The Nov. 20, 2014 DAPA memorandum, which to date has not been implemented, directed U.S. Citizenship and Immigration Services (USCIS) “to establish a process, similar to DACA, for exercising prosecutorial discretion through the use of deferred action, on a case-by-case basis” to certain undocumented parents who have “a son or daughter who is a U.S. citizen or lawful permanent resident” and satisfy a number of qualifying criteria, including: continuously residing in the U.S. since before Jan. 1, 2010; having no lawful immigration status on the date of application; and not falling within the Secretary of Homeland Security’s enforcement priorities, amongst other requirements. The DAPA memorandum also addressed enhancements to the Deferred Action for Childhood Arrivals (DACA) program.

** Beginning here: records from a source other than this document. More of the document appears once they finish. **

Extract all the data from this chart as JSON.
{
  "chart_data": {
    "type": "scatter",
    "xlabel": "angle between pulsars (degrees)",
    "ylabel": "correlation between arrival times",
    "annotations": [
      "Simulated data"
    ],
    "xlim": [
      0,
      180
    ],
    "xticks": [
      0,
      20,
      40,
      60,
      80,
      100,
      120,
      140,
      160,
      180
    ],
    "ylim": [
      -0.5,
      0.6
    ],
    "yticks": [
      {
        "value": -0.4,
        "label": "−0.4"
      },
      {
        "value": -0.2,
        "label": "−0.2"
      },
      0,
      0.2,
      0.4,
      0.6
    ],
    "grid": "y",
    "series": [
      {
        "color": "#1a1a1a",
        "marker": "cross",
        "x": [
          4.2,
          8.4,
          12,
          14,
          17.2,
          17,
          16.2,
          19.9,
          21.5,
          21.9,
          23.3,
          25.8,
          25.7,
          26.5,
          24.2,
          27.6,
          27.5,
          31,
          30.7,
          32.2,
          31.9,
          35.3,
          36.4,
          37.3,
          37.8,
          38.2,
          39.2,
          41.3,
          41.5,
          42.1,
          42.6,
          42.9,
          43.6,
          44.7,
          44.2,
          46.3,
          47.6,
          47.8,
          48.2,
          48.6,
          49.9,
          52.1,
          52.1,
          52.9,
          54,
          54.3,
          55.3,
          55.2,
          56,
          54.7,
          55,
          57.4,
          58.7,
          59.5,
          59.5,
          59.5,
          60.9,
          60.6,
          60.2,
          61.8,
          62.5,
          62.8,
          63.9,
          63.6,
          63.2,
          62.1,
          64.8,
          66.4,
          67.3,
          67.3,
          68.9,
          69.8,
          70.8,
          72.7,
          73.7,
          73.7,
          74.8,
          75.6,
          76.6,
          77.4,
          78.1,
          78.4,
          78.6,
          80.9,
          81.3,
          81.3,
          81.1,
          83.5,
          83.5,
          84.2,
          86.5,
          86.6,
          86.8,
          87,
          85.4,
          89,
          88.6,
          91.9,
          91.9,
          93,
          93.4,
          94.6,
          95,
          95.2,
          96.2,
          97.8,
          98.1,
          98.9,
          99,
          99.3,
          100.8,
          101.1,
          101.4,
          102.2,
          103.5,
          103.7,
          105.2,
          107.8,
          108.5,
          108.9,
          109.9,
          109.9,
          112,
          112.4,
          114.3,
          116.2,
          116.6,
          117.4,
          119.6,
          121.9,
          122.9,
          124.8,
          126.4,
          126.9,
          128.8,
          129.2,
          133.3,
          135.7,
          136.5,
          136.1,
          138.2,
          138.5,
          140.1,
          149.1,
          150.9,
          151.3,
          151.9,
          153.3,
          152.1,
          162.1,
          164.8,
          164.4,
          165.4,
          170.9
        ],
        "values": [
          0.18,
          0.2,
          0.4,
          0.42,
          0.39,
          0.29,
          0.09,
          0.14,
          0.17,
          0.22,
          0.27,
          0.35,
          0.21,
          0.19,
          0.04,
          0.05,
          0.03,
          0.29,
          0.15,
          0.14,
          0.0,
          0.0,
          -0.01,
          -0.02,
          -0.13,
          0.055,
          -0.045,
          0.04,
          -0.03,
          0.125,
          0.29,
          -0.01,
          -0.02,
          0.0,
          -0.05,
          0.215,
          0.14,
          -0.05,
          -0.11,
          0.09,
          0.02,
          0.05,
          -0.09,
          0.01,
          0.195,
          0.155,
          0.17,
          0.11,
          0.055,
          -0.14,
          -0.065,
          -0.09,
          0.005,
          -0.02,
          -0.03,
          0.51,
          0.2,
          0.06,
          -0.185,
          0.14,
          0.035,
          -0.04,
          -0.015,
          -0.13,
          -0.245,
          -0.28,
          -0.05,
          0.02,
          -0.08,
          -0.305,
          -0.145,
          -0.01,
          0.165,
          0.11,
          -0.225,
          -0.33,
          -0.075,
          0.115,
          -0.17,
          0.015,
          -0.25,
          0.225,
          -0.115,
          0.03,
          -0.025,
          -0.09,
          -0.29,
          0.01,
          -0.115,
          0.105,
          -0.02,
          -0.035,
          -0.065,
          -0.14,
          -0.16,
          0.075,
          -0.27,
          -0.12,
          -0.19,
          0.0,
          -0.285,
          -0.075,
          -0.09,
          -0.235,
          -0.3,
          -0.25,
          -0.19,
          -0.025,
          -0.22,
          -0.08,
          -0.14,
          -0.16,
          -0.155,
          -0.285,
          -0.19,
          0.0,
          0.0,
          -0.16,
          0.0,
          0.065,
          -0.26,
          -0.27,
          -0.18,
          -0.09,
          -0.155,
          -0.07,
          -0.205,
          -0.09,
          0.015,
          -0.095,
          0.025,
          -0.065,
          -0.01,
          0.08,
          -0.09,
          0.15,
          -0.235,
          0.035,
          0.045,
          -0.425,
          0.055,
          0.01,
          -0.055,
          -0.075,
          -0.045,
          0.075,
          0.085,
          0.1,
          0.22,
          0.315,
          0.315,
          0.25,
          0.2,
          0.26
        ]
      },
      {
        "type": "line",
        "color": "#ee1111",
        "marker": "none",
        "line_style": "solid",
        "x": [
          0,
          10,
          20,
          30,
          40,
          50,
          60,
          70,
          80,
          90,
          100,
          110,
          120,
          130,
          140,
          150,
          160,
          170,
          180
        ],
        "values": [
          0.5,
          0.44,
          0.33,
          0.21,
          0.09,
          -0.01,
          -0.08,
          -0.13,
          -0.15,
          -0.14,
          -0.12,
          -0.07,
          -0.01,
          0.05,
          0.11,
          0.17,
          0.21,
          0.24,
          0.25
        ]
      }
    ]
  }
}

Shortly after the issuance of the Nov. 20, 2014 DAPA memorandum (and prior to implementation), twenty-six states challenged the policies of the memorandum in the U.S. District Court for the Southern District of Texas. In Feb. 2015, the district court preliminarily enjoined the policies nationwide, determining that states would likely succeed on their claim that DHS failed to comply with notice-and-comment rulemaking procedures in violation of the Administrative Procedure Act. The Fifth Circuit Court of Appeals affirmed. The Supreme Court then affirmed the Fifth Circuit’s ruling by a divided vote (4-4), without issuing a substantive opinion. As of the issuance of the June 15 rescission memorandum, litigation on the DAPA memorandum was still pending before the district court.
Citing to President Trump’s Jan. 25, 2017 Executive Order No. 13768, “Enhancing Public Safety in the Interior of the United States,” the June 15 rescission memorandum, signed by John F. Kelly, Secretary of Homeland Security, states that, after consultation with the Attorney General and due to new immigration enforcement priorities, the Secretary has decided to rescind the Nov. 20, 2014 DAPA memorandum.
Though the Nov. 2014 DAPA memorandum has been rescinded, the June 2012 Memorandum Providing for Deferred Action for Childhood Arrivals (DACA) remains in effect. DACA allows certain individuals who entered the United States before the age of 16, and have not been convicted of a felony or major misdemeanor (or three minor misdemeanors), to remain in the country. DACA applicants must show that as of June 15, 2012, they were under the age of 31 and physically in the United States without lawful status. DACA also requires individuals to have continuously resided in the United States from June 15, 2007 to present, and show they are enrolled in school, or graduated high school (or obtained a GED), or were honorably discharged from the U.S. Armed Forces or Coast Guard. On June 15, 2017, Frequently Asked Questions (FAQs) on the rescission memorandum were posted on the Department of Homeland Security’s website, confirming that DACA applications will continue to be accepted and DACA recipients who were issued three-year extensions prior to the district court’s injunction will not be affected by the rescission of the Nov. 2014 DAPA memorandum. Further, the FAQs state that such applicants will be eligible to apply for a two-year extension upon their expiration and no DACA-based work permits will be terminated prior to their current expiration dates.
Greenberg Traurig will continue to monitor developments and provide updates in connection with DACA.